London - Glencore and Xstrata agreed an all-share merger
worth $90bn on Tuesday in the industry's largest ever deal, creating a
commodities powerhouse spanning mining, agriculture and trading.
Glencore, the world's largest diversified commodities
trading house, will issue 2.8 new shares for each Xstrata share in a deal they
said was a "merger of equals".
The ratio is a 15.2% premium to Xstrata shareholders
compared with its share price last Wednesday before word leaked out about the
merger talks, a joint statement said.
"A merger between Glencore and Xstrata offers a unique
opportunity to create a new business model in our industry to respond to a
changing environment. It is the logical next step for two complementary
businesses," said Xstrata chief executive Mick Davis, who will be CEO of
the enlarged Glencore.
Glencore CEO Ivan Glasenberg will be deputy CEO and Xstrata
chairman John Bond will retain his post.
Xstrata shareholders other than Glencore, which already has
a 34% stake in the mining group, will hold 45% of the new group.
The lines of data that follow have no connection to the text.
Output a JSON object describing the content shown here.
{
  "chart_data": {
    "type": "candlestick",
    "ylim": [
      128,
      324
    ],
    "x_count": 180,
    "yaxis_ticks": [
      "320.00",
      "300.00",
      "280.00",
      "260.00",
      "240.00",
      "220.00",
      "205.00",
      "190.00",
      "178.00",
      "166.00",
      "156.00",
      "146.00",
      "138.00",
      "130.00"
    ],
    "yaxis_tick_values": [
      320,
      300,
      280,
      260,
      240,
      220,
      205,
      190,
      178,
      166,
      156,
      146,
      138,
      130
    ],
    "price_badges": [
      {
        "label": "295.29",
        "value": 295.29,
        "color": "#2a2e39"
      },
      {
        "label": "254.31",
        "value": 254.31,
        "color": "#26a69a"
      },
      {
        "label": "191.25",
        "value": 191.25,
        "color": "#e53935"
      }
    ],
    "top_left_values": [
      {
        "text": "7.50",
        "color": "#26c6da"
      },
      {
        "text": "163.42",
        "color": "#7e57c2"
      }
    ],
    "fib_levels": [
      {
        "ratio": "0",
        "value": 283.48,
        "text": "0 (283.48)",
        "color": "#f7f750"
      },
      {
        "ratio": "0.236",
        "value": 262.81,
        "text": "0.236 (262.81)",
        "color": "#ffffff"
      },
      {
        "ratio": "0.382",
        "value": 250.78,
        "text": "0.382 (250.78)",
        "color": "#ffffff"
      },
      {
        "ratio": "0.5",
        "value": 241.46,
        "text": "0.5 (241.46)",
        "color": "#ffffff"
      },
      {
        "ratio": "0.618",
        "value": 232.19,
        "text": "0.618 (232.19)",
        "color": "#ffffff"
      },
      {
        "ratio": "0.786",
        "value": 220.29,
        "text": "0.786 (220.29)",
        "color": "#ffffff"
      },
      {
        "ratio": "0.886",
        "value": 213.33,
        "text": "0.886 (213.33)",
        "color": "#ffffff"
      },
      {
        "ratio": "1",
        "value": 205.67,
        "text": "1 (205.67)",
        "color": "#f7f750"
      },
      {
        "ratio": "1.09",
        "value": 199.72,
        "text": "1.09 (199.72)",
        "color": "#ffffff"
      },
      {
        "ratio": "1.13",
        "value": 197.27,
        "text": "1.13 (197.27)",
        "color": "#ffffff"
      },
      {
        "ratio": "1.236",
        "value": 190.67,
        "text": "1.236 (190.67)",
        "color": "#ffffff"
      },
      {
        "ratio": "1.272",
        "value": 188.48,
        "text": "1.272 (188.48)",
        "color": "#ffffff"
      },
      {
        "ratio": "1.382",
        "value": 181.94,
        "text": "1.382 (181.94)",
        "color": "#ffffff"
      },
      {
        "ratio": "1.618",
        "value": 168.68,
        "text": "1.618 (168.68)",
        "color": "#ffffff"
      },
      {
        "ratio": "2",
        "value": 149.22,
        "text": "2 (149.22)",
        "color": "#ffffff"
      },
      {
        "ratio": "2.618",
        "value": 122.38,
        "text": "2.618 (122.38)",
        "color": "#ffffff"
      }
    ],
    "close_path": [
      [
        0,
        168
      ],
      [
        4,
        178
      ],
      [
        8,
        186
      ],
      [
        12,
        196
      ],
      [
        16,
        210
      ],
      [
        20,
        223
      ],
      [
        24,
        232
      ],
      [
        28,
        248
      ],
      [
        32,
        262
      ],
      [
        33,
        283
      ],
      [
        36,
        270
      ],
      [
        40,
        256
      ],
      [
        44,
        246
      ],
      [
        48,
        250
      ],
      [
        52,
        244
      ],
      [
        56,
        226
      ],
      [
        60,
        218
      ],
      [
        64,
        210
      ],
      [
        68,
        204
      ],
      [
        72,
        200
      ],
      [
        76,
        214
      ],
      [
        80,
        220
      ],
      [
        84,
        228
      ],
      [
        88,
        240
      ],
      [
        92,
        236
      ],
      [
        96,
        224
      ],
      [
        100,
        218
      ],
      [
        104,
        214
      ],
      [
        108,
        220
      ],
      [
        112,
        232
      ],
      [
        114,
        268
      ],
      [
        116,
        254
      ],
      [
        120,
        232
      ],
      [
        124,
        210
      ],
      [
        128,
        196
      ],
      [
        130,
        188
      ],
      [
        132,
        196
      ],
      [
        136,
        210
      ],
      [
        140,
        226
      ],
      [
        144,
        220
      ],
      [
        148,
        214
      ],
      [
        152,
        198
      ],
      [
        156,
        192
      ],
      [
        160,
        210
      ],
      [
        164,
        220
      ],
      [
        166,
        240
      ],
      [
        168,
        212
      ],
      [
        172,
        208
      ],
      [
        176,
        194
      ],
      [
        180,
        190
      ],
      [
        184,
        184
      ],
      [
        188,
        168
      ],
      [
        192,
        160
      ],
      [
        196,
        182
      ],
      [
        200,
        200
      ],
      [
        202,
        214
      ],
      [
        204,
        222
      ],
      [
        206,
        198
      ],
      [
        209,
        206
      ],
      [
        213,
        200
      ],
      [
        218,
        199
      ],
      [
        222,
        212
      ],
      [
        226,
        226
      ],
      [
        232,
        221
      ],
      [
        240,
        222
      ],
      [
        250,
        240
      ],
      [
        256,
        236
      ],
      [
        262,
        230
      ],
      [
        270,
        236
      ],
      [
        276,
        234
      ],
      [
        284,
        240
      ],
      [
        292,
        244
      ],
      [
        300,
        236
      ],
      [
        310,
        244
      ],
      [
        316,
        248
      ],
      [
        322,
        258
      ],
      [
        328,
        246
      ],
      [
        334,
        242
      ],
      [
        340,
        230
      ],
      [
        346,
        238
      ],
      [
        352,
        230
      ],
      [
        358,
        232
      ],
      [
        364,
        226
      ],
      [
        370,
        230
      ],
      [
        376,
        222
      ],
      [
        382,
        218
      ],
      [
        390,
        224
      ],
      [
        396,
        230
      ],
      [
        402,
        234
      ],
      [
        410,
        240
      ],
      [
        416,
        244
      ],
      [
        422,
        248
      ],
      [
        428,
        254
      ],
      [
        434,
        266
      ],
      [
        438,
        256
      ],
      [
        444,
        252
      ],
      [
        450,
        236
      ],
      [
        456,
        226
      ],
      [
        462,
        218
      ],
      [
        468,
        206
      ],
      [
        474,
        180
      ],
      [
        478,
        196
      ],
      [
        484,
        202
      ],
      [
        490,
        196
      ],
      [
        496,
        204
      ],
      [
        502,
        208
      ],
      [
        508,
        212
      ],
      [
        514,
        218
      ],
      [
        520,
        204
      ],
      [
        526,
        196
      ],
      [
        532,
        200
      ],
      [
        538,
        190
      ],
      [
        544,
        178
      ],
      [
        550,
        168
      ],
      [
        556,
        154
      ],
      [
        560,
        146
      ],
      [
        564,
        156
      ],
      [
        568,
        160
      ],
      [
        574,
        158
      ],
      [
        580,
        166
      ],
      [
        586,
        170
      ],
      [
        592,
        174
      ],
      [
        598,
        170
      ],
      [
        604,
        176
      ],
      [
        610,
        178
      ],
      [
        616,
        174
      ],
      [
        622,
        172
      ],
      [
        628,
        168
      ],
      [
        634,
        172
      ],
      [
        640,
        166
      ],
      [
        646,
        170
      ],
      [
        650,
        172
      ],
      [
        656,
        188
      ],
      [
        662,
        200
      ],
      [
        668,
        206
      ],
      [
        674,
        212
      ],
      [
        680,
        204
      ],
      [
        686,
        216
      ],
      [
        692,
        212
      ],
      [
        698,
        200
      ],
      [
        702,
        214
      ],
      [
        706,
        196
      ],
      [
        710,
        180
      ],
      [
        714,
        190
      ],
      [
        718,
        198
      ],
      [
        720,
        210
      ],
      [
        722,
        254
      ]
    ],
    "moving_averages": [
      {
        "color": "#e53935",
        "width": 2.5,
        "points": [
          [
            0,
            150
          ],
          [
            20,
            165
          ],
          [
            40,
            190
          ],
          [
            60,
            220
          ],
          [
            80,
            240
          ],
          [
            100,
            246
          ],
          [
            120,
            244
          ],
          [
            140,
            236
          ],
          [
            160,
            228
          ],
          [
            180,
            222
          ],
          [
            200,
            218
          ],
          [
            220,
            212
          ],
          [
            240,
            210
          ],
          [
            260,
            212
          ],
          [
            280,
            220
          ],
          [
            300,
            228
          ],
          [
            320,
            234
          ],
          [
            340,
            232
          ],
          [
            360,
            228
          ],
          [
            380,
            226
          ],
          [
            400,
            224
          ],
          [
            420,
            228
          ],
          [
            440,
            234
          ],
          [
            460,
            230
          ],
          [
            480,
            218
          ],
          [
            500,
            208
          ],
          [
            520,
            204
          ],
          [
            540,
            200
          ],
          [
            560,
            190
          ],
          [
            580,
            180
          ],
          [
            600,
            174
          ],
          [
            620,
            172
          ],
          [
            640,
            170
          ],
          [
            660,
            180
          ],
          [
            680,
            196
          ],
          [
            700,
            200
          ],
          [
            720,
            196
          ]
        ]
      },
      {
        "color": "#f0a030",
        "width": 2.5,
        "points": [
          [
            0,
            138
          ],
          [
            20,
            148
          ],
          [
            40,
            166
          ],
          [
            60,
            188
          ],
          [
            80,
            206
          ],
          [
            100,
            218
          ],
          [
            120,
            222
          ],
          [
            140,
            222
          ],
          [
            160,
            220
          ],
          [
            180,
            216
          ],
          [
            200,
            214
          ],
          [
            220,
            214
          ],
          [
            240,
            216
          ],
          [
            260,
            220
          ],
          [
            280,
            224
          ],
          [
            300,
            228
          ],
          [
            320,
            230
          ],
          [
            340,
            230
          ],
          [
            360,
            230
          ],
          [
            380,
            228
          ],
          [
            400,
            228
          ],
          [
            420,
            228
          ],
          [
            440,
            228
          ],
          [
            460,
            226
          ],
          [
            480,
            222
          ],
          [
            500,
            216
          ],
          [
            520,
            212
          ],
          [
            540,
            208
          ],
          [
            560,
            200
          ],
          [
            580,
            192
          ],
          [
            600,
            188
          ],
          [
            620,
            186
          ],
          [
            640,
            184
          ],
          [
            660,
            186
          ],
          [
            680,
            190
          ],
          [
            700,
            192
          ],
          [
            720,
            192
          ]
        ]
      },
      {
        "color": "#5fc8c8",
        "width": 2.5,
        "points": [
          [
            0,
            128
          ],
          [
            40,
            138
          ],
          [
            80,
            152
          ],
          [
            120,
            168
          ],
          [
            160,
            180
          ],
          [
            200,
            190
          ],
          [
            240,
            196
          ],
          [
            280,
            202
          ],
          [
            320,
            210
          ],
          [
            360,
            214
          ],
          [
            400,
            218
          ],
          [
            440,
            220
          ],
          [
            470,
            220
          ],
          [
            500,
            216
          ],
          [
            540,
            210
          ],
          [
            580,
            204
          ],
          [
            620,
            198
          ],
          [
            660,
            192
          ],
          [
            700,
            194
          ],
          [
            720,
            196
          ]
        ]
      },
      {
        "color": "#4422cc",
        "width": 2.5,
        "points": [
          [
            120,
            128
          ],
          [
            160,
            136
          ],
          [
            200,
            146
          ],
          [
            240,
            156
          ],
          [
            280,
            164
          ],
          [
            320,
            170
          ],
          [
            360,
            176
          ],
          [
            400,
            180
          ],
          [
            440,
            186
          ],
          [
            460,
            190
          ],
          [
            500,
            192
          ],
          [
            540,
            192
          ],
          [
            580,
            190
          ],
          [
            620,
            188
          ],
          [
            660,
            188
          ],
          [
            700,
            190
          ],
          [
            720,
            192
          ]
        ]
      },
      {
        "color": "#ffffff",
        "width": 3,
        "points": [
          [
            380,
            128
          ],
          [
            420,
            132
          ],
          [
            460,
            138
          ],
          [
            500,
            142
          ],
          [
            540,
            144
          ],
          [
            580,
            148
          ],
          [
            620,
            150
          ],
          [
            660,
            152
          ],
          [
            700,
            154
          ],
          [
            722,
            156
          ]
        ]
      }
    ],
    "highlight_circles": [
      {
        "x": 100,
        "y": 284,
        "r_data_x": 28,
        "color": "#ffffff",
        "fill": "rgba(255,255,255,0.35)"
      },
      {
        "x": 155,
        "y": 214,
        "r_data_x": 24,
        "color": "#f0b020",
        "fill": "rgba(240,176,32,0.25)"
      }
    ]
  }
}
Bringing together Xstrata, the world's fourth-biggest
diversified miner, and Glencore will create a group looking to ride an extended
surge in demand in coming years for commodities from China and other emerging
nations.
As the world's biggest exporter of coal for power plants and
a top copper producer, the combined firm aims to have the bulk to compete with
mining sector leaders BHP Billiton [JSE:BIL], Vale and Rio Tinto.
On Monday, Xstrata shares closed down 1.7% while Glencore declined 4.5%, against a 1.0% fall in the sector, with both still above the level they were at before the potential deal was announced.